Читать «На Алжир никто не летит» онлайн - страница 68

Павел Александрович Мейлахс

Как всегда, не помню, как срубился.

Очнувшись после марафона, я встал и быстро, пока не понимал, что делаю, высыпал содержимое пакета в унитаз, потому что понимал, что сам не остановлюсь. Этот пакет меня убьет. Хотя все равно его было по-детски жалко, прямо до слез, как какую-нибудь зыкинскую машинку. Но это было верное решение.

День я пролежал. Было пусто, тоскливо, тягуче. Тишина давила. Врубил ящик, чтобы хоть что-то болботало. Доставала небольшая паранойка — мне казалось, что кто-то зашел в прихожую, шебуршит теперь там, может, и не один. С некоторым обмиранием я резко садился на кровати, чутко вслушивался. Нет, вроде тихо. Иногда это меня не удовлетворяло, я выходил в прихожую, медленно, зорко ее оглядывал. Все нормально — башмаки, куртки, вешалки, никого. А потом опять. Поддостало. Но, в общем, ничего особенного.

Я завязал со спидами без сколько-нибудь значимых усилий. Телефон поставщика я быстренько удалил. Я понимал, что все кончилось. Правда, с тех пор мой левый мизинец — как отсиженный. «Невропатия». Маленькое, но пожизненное напоминание.

Вымутить что-нибудь другое — химозы сейчас всякой развелось — я и не пытался. Как-то вдруг стало неинтересно.

Так закончился мой роман со спидами. Хотя, возможно, и не без эпилога…

…кажется, последнее спидовое воспоминание под конец третьих суток: я за компом, играю в косынку. Карты на зеленом поле, я вожу мышью. Вожу и вожу, но вдруг осознаю, что я сам передвигаюсь по этому зеленому полю, все двумерное, а я — мышь. Так и ползаю. И мысли все такие, знаете, — чисто мышиные.

Черт… Я очухивался. Я — за компом, передо мной косынка как косынка. Продолжаю играть и незаметно так, опять начинаю ползать по полю, мышью…
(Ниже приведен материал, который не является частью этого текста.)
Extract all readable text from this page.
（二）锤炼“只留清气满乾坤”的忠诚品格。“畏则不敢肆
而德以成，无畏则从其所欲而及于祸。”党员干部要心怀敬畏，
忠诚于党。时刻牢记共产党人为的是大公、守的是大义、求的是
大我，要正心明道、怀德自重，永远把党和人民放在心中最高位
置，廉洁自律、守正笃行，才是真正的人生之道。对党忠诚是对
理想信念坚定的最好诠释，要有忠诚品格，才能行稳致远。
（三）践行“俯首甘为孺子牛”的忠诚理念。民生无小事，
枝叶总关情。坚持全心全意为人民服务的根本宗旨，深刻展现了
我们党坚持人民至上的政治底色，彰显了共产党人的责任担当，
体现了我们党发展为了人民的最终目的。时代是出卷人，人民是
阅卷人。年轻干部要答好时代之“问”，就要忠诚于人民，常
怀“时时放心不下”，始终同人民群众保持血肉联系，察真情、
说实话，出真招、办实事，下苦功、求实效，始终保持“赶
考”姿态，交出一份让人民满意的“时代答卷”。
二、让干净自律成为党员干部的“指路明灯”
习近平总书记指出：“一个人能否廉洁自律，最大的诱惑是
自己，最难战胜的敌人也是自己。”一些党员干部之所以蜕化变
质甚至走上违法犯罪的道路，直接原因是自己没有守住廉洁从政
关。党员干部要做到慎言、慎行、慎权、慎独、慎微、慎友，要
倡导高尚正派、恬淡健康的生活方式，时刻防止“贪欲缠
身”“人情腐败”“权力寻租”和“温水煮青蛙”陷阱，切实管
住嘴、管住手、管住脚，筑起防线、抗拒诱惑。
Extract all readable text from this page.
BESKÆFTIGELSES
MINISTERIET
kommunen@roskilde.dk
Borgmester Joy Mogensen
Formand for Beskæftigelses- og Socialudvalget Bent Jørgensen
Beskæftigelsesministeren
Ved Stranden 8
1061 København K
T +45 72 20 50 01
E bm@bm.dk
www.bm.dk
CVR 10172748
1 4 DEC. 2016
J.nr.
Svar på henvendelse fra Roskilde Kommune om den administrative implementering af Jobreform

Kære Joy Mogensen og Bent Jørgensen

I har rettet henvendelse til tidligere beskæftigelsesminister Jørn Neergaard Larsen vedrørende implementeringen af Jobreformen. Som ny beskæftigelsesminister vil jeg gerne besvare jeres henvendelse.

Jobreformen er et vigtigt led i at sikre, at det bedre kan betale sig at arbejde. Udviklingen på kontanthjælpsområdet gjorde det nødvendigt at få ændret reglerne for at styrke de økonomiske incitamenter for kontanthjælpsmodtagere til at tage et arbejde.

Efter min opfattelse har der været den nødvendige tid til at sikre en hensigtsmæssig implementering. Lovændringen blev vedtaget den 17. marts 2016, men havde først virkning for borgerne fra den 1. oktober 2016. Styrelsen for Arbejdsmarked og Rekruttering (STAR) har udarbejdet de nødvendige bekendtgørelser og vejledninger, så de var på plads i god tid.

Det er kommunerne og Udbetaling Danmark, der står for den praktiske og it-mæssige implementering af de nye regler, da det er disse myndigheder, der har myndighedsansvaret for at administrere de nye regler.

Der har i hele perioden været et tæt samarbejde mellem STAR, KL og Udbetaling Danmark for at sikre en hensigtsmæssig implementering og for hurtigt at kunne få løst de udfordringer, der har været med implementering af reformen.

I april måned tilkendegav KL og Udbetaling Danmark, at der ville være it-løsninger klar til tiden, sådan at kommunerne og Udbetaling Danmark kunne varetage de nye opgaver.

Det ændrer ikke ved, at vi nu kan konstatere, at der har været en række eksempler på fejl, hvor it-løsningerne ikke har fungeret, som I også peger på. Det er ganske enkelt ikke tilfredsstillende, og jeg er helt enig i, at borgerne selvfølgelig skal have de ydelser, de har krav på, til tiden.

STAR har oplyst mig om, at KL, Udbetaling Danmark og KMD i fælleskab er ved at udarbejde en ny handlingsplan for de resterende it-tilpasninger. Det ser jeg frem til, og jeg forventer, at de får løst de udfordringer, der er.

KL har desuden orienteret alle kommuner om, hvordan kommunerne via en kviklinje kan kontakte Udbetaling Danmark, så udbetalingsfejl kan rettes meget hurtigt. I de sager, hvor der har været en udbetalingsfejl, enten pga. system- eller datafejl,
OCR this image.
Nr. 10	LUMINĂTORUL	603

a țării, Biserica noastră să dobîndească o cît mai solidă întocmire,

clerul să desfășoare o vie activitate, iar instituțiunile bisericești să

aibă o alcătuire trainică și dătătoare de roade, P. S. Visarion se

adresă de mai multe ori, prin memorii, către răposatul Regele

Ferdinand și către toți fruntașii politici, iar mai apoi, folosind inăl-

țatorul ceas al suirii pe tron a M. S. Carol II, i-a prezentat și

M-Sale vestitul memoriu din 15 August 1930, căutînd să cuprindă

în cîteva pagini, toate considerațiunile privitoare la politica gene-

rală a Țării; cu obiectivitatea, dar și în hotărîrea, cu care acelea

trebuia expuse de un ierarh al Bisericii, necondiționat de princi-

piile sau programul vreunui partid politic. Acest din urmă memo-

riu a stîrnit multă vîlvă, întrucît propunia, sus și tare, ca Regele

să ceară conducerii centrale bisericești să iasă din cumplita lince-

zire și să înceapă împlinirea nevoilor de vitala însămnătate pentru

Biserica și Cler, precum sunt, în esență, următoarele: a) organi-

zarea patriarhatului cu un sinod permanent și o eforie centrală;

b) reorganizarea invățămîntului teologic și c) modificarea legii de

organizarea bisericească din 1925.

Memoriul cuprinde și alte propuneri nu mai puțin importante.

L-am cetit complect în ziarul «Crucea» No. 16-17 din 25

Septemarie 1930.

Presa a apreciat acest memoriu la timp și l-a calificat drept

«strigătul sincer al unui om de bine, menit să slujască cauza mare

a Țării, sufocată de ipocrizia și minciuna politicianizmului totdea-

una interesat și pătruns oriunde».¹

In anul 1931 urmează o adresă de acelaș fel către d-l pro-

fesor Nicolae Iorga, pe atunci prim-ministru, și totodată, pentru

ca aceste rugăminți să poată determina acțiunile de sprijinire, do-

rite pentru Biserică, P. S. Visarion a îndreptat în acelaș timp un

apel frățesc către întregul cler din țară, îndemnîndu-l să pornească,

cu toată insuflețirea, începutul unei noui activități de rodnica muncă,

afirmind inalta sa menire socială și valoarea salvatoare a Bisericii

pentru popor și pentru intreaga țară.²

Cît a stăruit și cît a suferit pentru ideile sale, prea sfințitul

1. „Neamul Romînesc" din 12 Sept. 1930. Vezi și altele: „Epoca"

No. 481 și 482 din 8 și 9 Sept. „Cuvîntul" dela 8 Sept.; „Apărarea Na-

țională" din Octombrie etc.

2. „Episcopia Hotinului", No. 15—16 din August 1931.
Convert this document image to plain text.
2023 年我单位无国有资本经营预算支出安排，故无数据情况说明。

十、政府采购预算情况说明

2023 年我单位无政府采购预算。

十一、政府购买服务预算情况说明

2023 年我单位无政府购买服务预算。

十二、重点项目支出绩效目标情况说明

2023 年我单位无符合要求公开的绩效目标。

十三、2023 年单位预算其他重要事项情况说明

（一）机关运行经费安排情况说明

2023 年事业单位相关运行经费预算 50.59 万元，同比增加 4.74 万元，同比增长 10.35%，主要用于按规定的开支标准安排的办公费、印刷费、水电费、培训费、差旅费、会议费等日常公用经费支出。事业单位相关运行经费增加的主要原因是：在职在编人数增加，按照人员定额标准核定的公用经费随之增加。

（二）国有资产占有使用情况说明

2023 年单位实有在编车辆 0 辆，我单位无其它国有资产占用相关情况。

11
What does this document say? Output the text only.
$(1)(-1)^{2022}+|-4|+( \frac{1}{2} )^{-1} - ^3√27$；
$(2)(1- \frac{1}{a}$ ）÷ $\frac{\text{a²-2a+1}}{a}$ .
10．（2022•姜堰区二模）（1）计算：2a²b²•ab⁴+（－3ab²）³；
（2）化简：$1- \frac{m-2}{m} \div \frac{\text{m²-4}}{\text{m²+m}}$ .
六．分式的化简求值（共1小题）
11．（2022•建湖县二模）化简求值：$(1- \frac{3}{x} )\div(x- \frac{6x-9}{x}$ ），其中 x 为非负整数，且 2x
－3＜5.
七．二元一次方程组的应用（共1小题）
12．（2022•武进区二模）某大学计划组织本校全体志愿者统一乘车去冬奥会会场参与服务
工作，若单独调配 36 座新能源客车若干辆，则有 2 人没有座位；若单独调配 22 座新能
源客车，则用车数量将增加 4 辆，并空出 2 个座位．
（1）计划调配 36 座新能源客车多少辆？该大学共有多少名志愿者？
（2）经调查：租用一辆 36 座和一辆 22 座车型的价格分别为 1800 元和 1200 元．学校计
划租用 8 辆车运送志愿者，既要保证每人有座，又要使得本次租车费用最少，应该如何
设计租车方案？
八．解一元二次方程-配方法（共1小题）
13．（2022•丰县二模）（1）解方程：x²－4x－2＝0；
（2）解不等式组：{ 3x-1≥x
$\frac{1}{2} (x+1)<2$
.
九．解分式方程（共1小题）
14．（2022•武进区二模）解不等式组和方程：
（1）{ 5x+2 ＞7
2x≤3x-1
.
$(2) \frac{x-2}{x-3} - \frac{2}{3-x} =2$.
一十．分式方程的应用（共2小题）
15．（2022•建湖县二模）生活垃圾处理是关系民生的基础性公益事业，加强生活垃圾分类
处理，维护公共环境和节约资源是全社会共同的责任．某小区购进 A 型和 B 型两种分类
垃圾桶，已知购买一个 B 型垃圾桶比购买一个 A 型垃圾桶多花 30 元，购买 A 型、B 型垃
А через пару деньков я выполз на улицу. Пивка попить.

…Я спускался в давно известный мне подвальчик, чувствуя себя не то матросом, вернувшимся из дальнего рейса, не то отсидевшим зэком. А может, как после летних каникул у бабушки. Непонятно себя чувствовал.

Все успело стать чужим, я и пивную-то бутылку узнал не вдруг, какое-то время как-то по-дикарски пялился на нее.

У входа в подвальчик я и оприходовал бутылки, обе, две подряд. И так мне захорошело… Душа робко расцвела…

Окосевший с двух бутылок, я дошел домой и брякнулся спать.

Конечно, это не шло ни в какое сравнение с небывалым — никогда не шло, — но на тот момент это было нечто вроде возрождения. А небывалый отошел в недоступное прошлое, я о нем не думал. Небывалое на то и небывалое, что его не бывает.

И, как ни крути, я все-таки словил кайфец, какой-никакой…

Назавтра я спустился в подвал, ставший overnight знакомым донельзя, и затарился уже по полной. В тот день я нормально нажрался.

Итак, я вновь принялся за синьку. Лицо, кстати, очищалось, отметины бледнели.

А потом у меня отнялись ноги. Не совсем отнялись, просто очень сильно ослабли. Я не знаю причинно-следственных связей, просто рассказываю в хронологическом порядке.

Проснулся и быстро понял, что с кровати мне не встать. Я мог с нее только сползти. Я зачем-то и сполз, зачем-то ползал по квартире, быстро и больно стерев колени до крови. На четвереньки я встать мог, подняться — нет. В этой позе подчинения я и ползал. Руки тоже были слабые — например, на унитаз было не влезть. Не влезть, хоть умри. А это и казалось самым актуальным — что, если припрет? В квартире было довольно пустых пластиковых бутылок, туда можно было поссать при необходимости, но срать по углам — к этому я был морально не готов. Не мог я добраться и до десктопа, стоявшего на столе, — хотел слазить в Интернет, может быть, узнаю там, что со мной происходит. Мне пришло в голову: если сила в мышцах равна нулю, то для них одинаково невозможно поднять и пушинку и самосвал, потому что те обладают ненулевой массой. До каких только ошарашивающих тривиальностей порой не дойдешь. Кое-какая сила у меня все-таки оставалась, это я так, чисто теоретически.